Romuald Wadagni succède à Patrice Talon à la présidence du Bénin
Un nouveau chapitre s’ouvre pour le Bénin. Romuald Wadagni, ministre des Finances en exercice jusqu’alors, a officiellement prêté serment ce dimanche 24 mai à Cotonou, marquant le début d’une ère politique inédite après dix années de gouvernance de Patrice Talon.
Élu en avril avec un score historique de plus de 94 % des suffrages, le nouveau chef de l’État, âgé de 49 ans, se trouve désormais à la tête d’un pays qu’il a déjà façonné économiquement. Son mandat, d’une durée de sept ans renouvelable, s’annonce sous le signe de la continuité pour les réformes engagées, tout en devant relever des défis majeurs.
Priorités économiques et enjeux sécuritaires pour le nouveau président
Dès son discours d’investiture, Romuald Wadagni a salué l’héritage de son prédécesseur avant d’annoncer sa volonté de rendre la croissance « tangible » pour les citoyens. Architecte des grandes orientations économiques des dernières années, il hérite d’un pays en pleine mutation, mais confronté à des pressions sécuritaires croissantes.
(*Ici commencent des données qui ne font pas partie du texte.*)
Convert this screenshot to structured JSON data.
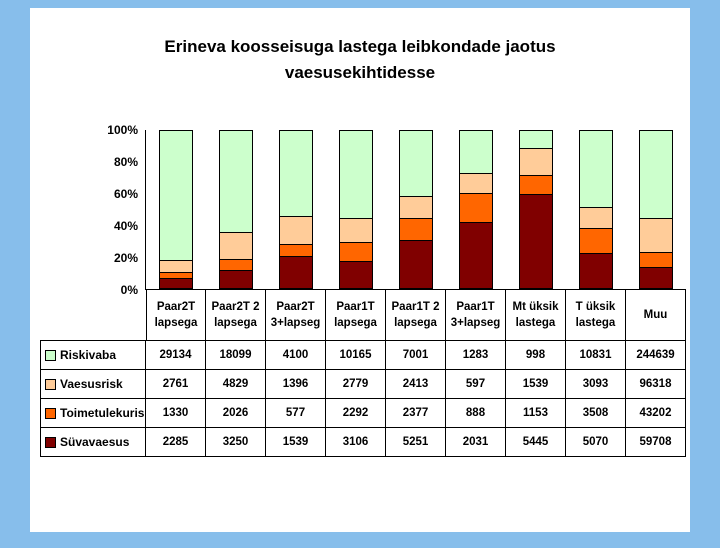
{
  "page": {
    "background": "#87BEEB",
    "slide_background": "#FFFFFF"
  },
  "title": {
    "line1": "Erineva koosseisuga lastega leibkondade jaotus",
    "line2": "vaesusekihtidesse"
  },
  "chart_data": {
    "type": "bar",
    "variant": "stacked-100-percent-column",
    "title": "Erineva koosseisuga lastega leibkondade jaotus vaesusekihtidesse",
    "grid": false,
    "legend_position": "table-left",
    "ylim": [
      0,
      100
    ],
    "y_ticks": [
      "100%",
      "80%",
      "60%",
      "40%",
      "20%",
      "0%"
    ],
    "categories": [
      [
        "Paar2T",
        "lapsega"
      ],
      [
        "Paar2T 2",
        "lapsega"
      ],
      [
        "Paar2T",
        "3+lapseg"
      ],
      [
        "Paar1T",
        "lapsega"
      ],
      [
        "Paar1T 2",
        "lapsega"
      ],
      [
        "Paar1T",
        "3+lapseg"
      ],
      [
        "Mt üksik",
        "lastega"
      ],
      [
        "T üksik",
        "lastega"
      ],
      [
        "Muu"
      ]
    ],
    "series": [
      {
        "name": "Riskivaba",
        "color": "#CCFFCC",
        "values": [
          29134,
          18099,
          4100,
          10165,
          7001,
          1283,
          998,
          10831,
          244639
        ]
      },
      {
        "name": "Vaesusrisk",
        "color": "#FFCC99",
        "values": [
          2761,
          4829,
          1396,
          2779,
          2413,
          597,
          1539,
          3093,
          96318
        ]
      },
      {
        "name": "Toimetulekurisk",
        "color": "#FF6600",
        "values": [
          1330,
          2026,
          577,
          2292,
          2377,
          888,
          1153,
          3508,
          43202
        ]
      },
      {
        "name": "Süvavaesus",
        "color": "#800000",
        "values": [
          2285,
          3250,
          1539,
          3106,
          5251,
          2031,
          5445,
          5070,
          59708
        ]
      }
    ],
    "stack_order_bottom_to_top": [
      "Süvavaesus",
      "Toimetulekurisk",
      "Vaesusrisk",
      "Riskivaba"
    ]
  }
}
La menace jihadiste, bien que moins visible qu’au Sahel voisin, préoccupe désormais les autorités béninoises. Le nouveau président a réaffirmé sa détermination à adopter une posture « intransigeante » face à ce risque, tout en insistant sur l’importance de la coopération régionale pour endiguer cette menace.
Un signal fort de réchauffement diplomatique
L’investiture de Romuald Wadagni a également servi de tribune pour apaiser les tensions régionales. Plusieurs pays sahéliens, dont le Niger, ont marqué leur présence en envoyant des délégations de haut niveau. Le Premier ministre nigérien Ali Mahaman Lamine Zeine a ainsi été chaleureusement accueilli, symbolisant une volonté de normalisation des relations avec Cotonou.
Le Burkina Faso et le Mali étaient également représentés par leurs ministres des Affaires étrangères, confirmant l’intérêt porté à cette transition politique.
Les premières mesures prises par le nouveau président concernant les libertés publiques seront scrutées avec attention. Plusieurs organisations non gouvernementales avaient pointé du doigt le durcissement du climat politique et médiatique sous l’ère Patrice Talon, un héritage que Romuald Wadagni devra gérer avec prudence pour répondre aux attentes démocratiques.